To understand this, consider a household that has a monthly income of PKR 40,000 through two earners. With this income, let us say the household spends PKR 10,000 on non-essential groceries and other spend, after paying for rent, utilities and other necessities. Now, as the government increases indirect taxes on utilities, and goods and services; this drains this amount, and thus their spending shrinks, leading to lower sales for businesses, who then have to do cost-cutting, thus throwing the economy in a downward spiral. 

If the income is taxable and the tax rate increases, this further squeezes the household and in-turn the economy. With economy squeezing, increasing taxation, in turn further squeezes the revenue collection for the government, pushing fiscal deficit to record heights – something that we are facing right now in the form of a more than PKR 800 billion shortfall in revenue target. 

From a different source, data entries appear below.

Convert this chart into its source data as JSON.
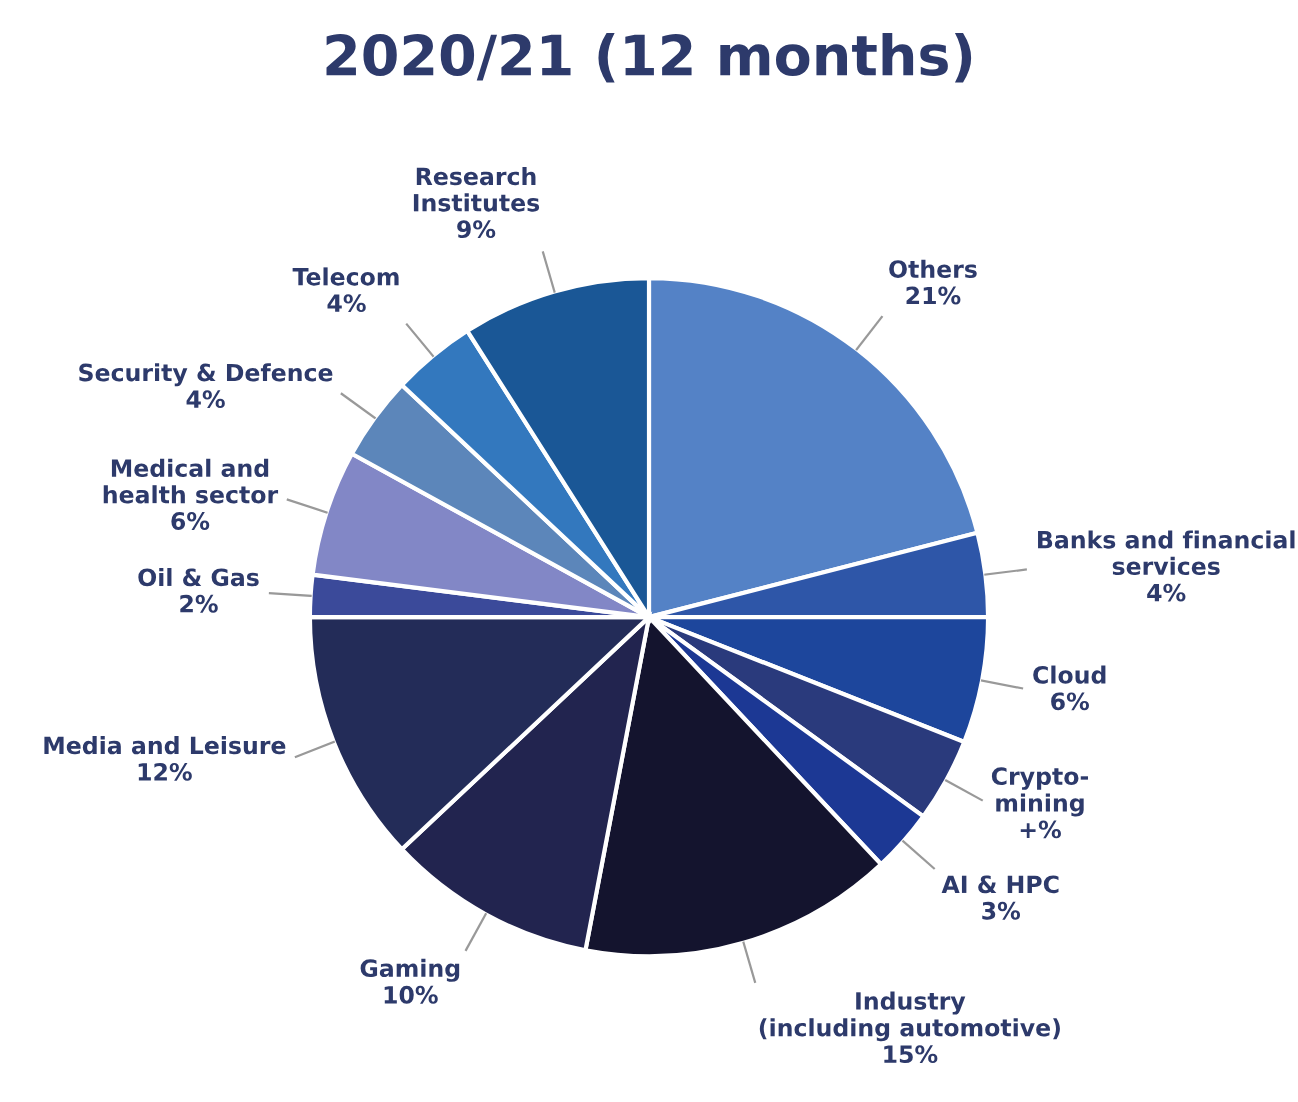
{
  "chart_data": {
    "type": "pie",
    "title": "2020/21 (12 months)",
    "categories": [
      "Others",
      "Banks and financial\nservices",
      "Cloud",
      "Crypto-\nmining",
      "AI & HPC",
      "Industry\n(including automotive)",
      "Gaming",
      "Media and Leisure",
      "Oil & Gas",
      "Medical and\nhealth sector",
      "Security & Defence",
      "Telecom",
      "Research\nInstitutes"
    ],
    "values": [
      21,
      4,
      6,
      4,
      3,
      15,
      10,
      12,
      2,
      6,
      4,
      4,
      9
    ],
    "value_labels": [
      "21%",
      "4%",
      "6%",
      "+%",
      "3%",
      "15%",
      "10%",
      "12%",
      "2%",
      "6%",
      "4%",
      "4%",
      "9%"
    ],
    "colors": [
      "#5482c6",
      "#2e56a8",
      "#1d469c",
      "#2a3a7c",
      "#1c3894",
      "#14142e",
      "#22244f",
      "#232c58",
      "#3b4a9a",
      "#8287c6",
      "#5c86ba",
      "#3378be",
      "#1a5796"
    ]
  }
}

Just when tax-driven spending squeeze was not enough, the government’s fear tactics further pushed investors and businesses to hold spending and hold on to their capital. And so, a year and a half into the PTI government, economic activity is still way below potential. If there is any lesson that the government can learn, it is that statistics without understanding of underlying reality are more harmful than helpful. The obsessive focus on tax to GDP has proven to be a farce. Tax to GDP should be improved but turns out the measure is an effect not a cause. And unless the underlying causes are not addressed, without hampering economic activity, increased taxation will fail to control fiscal deficit, as is evident. 

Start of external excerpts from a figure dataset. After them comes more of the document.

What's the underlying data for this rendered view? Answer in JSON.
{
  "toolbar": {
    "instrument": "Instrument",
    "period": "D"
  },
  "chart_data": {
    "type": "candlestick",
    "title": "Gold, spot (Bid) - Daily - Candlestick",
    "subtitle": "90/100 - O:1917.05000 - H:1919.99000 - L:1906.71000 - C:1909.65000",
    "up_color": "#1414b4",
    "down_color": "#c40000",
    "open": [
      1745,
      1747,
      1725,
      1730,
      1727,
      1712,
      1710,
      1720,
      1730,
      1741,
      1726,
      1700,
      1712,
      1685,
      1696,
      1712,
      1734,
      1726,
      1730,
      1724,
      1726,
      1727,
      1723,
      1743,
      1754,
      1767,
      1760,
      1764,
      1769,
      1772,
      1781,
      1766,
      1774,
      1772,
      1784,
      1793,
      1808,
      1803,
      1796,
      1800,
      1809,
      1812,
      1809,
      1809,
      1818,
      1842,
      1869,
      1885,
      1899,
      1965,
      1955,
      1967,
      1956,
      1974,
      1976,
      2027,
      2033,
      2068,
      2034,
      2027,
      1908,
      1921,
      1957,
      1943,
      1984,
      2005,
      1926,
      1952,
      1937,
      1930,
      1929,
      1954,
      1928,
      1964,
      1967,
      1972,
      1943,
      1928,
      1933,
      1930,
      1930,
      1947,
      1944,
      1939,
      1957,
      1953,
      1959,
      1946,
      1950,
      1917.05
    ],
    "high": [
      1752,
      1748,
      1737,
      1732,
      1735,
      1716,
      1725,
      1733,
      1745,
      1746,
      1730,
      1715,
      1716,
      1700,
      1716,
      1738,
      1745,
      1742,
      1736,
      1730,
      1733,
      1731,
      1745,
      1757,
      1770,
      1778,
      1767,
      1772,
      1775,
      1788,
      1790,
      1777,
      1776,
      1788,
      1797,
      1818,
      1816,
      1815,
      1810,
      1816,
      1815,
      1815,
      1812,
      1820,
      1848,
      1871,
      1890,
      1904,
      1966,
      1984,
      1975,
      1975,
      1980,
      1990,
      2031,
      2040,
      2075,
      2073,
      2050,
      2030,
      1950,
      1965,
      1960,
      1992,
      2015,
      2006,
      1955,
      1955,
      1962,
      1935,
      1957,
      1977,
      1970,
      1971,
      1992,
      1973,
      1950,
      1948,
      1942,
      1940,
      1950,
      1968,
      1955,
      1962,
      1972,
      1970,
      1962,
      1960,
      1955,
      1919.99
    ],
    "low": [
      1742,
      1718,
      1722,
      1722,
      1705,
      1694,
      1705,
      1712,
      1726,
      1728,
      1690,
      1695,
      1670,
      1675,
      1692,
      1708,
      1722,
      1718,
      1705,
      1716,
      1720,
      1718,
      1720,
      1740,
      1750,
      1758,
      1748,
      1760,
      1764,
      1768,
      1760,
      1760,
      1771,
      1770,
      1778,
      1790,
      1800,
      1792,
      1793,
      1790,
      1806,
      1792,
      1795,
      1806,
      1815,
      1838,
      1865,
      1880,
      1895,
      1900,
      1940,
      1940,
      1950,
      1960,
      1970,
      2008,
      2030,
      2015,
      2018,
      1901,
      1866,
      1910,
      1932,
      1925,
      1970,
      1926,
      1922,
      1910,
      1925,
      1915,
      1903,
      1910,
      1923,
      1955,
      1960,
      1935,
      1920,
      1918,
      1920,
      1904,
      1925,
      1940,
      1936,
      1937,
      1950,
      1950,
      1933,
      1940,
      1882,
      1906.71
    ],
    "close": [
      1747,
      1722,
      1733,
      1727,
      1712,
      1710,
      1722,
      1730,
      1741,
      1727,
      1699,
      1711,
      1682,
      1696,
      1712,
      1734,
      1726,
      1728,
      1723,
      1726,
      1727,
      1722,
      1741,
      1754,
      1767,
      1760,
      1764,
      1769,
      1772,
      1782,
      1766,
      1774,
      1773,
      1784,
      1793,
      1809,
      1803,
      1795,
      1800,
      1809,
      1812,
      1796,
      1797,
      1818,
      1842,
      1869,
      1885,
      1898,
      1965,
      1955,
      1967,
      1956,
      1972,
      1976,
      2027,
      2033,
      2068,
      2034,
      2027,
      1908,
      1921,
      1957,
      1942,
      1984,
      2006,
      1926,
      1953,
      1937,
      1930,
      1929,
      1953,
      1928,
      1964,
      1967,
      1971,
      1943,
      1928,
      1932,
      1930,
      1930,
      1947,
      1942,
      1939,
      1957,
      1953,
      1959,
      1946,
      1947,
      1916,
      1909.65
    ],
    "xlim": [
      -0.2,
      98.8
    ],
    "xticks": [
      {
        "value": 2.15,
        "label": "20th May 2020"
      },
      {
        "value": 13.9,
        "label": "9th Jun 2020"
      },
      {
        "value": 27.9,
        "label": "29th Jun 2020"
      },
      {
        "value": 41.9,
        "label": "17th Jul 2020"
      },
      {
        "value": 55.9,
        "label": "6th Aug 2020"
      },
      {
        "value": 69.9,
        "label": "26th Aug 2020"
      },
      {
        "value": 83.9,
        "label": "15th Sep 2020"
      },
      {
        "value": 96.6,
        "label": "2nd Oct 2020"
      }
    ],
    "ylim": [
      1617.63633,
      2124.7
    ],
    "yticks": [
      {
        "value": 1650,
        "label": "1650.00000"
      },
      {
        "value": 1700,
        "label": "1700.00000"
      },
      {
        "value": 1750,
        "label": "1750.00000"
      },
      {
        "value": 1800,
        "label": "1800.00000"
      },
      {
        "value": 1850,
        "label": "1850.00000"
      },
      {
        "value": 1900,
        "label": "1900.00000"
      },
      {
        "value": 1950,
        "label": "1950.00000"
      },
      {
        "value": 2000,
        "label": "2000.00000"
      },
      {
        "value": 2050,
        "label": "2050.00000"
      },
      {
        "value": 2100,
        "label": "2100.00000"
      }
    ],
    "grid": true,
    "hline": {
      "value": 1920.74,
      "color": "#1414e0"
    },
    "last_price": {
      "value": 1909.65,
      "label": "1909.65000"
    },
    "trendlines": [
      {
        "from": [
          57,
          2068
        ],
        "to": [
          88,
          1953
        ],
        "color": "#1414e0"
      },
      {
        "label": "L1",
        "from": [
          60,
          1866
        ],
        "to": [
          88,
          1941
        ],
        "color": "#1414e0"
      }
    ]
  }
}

The government needs to wake up to the fact that in the short-to-middle term, the only solution out of this crisis is to reduce the size of government and cut spending on non-developmental spending to control the fiscal deficit. Unless the government focuses on it, the economic meltdown will continue, and any aid or foreign debt driven solutions will make the collapse even worse. Does the government understand this? And does it have the resolve to fix this? Because these questions will determine the economic future of Pakistan.


  1. Problem with Pakistani economy is its very basic structure, as its built on trading. We are nation of shopkeepers, their is no major skillset or product which we can sell to world. Even we don’t have minds to accept this very basic problem and try to built consensus on problem identification. Solution to problem will be 2nd step which is not on horizon till now. It seems we are moving steadily on downward slope.